On the pitch too, many thought it could be Africa’s chance to shine. A record six teams from the continent were taking part, a reflection of the African game’s improved standing since 1990 when just two places were reserved for African teams.
Sadly though, the reality has not matched the rhetoric. A mere 40,000 African fans have made it to host nation South Africa, thanks to a complicated online ticketing process that Fifa, football’s governing body, admitted had dissuaded many Africans from attending. Those South Africans that normally make money from football – the hawkers and trinket makers who sell their wares outside stadiums – were also absent: Fifa had banned them from getting anywhere near the grounds lest they take sales from the official corporate “partners”. And to cap it all, the official World Cup song, which includes the line “this time for Africa” is sung by a Colombian, Shakira, with a local South African group called Freshly Ground reduced to providing backing vocals.

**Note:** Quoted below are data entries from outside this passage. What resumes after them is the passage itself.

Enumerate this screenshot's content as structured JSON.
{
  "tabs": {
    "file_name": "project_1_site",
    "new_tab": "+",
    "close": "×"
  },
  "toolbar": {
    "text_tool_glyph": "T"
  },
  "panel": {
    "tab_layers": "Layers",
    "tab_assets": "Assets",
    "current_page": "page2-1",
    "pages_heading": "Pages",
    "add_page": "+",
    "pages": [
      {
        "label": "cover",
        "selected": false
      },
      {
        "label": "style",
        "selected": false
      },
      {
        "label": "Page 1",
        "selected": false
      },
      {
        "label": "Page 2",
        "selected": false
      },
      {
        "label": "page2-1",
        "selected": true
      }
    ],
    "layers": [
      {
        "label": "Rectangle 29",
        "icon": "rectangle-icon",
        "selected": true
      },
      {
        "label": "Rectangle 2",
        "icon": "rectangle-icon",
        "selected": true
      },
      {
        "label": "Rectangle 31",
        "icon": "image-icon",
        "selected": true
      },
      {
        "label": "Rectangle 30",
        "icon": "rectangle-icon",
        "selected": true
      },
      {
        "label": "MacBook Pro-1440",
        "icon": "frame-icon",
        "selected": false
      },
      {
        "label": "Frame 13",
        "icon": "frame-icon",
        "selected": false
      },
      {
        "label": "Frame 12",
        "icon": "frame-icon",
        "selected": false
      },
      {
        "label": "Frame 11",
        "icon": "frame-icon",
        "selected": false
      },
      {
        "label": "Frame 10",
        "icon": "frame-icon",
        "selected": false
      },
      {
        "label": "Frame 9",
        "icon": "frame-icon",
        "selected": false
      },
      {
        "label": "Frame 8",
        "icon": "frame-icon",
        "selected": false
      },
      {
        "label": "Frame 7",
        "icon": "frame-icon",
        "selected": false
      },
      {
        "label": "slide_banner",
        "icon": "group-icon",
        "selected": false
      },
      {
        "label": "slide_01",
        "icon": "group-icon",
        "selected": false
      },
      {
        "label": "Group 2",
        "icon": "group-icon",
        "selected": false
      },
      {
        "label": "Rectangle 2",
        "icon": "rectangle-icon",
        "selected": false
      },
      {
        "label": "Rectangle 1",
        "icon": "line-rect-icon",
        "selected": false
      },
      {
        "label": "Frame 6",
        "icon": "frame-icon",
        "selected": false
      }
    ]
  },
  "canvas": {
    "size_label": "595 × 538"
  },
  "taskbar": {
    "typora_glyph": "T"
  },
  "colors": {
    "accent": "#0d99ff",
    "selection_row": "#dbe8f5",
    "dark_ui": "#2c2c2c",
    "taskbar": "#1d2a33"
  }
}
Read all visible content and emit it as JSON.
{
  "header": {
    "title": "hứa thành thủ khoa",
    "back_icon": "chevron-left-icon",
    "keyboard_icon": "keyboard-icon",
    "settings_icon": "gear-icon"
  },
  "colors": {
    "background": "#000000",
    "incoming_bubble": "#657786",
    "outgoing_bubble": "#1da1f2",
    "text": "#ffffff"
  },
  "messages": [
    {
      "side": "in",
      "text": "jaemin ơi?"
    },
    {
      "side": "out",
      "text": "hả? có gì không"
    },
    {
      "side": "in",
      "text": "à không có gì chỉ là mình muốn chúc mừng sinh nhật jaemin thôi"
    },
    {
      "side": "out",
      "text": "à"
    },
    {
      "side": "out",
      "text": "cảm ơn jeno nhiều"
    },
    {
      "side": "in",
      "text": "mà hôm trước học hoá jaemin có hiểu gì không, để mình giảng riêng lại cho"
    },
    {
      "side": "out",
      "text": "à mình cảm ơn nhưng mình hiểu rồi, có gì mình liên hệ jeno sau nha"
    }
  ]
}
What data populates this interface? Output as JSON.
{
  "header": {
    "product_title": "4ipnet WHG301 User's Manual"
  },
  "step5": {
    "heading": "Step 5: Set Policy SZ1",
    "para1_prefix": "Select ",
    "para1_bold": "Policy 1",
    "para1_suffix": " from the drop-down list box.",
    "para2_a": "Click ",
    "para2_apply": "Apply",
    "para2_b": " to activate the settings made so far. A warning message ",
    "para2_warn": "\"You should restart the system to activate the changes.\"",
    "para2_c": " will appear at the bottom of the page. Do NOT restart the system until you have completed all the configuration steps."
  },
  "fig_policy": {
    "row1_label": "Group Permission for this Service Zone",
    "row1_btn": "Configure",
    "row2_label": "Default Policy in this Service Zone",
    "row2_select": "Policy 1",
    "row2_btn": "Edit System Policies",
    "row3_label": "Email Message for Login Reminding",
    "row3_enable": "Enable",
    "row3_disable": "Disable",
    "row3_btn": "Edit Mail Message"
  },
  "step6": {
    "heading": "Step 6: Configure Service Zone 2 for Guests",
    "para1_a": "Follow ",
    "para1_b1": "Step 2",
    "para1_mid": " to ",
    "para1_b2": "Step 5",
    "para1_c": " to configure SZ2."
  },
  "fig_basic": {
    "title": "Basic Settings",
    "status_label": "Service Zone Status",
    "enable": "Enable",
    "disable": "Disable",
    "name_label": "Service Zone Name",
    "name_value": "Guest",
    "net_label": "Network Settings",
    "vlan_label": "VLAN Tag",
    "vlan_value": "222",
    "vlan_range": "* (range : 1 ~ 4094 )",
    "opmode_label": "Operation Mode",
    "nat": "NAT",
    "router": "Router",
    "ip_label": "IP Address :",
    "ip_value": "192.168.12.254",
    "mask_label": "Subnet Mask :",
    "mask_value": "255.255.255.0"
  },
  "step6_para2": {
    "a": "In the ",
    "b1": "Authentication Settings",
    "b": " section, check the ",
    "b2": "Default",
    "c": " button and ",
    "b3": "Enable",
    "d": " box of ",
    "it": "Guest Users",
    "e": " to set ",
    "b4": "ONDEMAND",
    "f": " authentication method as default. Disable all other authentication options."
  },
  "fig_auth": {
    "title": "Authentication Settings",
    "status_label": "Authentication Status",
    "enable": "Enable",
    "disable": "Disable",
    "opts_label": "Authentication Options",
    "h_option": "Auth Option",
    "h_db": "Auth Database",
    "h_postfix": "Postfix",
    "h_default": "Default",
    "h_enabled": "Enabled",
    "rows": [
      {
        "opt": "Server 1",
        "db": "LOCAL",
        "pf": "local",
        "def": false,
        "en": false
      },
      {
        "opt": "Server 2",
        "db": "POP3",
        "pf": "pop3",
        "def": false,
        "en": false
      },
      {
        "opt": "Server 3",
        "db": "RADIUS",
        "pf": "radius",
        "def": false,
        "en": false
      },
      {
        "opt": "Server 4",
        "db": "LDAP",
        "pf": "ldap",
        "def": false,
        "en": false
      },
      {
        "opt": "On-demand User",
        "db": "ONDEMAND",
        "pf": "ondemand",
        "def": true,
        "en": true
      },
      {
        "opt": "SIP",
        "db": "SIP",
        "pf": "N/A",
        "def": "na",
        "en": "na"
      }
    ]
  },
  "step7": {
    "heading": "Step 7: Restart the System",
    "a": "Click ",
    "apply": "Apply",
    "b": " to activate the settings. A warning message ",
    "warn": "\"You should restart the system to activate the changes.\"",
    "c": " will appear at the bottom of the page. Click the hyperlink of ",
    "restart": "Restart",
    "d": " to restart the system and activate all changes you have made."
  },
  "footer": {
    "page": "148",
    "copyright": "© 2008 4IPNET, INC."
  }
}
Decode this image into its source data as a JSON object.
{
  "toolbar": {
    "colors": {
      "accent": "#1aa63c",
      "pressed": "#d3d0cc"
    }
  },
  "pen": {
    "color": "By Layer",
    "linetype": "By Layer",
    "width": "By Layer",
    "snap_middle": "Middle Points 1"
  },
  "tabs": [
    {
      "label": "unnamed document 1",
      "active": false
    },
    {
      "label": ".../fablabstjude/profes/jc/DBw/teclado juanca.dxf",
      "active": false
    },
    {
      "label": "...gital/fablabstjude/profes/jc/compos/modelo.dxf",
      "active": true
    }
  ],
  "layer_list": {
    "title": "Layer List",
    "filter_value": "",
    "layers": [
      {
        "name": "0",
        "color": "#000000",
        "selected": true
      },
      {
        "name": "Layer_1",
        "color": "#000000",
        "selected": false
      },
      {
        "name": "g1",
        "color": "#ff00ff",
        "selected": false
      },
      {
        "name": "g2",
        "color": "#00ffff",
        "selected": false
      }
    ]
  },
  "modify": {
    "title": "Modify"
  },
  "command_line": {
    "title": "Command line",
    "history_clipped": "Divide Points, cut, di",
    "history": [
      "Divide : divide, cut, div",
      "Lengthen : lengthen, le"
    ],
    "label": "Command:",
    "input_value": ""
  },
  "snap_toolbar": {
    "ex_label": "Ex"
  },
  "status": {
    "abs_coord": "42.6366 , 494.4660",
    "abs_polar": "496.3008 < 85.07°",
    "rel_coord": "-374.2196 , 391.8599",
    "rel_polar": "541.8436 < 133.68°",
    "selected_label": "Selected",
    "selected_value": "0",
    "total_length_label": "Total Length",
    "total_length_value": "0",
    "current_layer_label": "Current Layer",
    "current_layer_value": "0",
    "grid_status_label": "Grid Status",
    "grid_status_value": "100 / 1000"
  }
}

Africa’s presence on the pitch has also provided little in the way of comfort. Five of the six teams failed to reach the second round, including South Africa who became the first hosts in history to fall at the first hurdle.
Yet despite the disappointments, Africa’s first World Cup is still a cause for celebration. Many leading football figures and large portions of the European media scoffed at the idea of South Africa managing to host one of the world’s largest events. South Africa has, so far, put on a great show. The stadiums (built on time, unlike London’s Wembley) are fantastic. The new transport network is working well. And far from being locked up in their hotel rooms as feared, fans have embraced South Africa and its history. Thousands of those based in Cape Town have made trips over to Robben Island, while the shebeens near Mandela’s old house in Soweto have been packed every day with tourists exploring the country’s history before watching matches on television.
For a continent too often viewed by the rest of the world through the prism of wars and humanitarian crises, this World Cup has helped to tell a more positive – and realistic – story of Africa.
On the pitch there is still a chance of glory. By reaching the quarter-finals Ghana have already equalled the best ever performance by an African team. Were they to go one further and reach the semi-finals the rest of the continent’s performances would be quickly forgotten.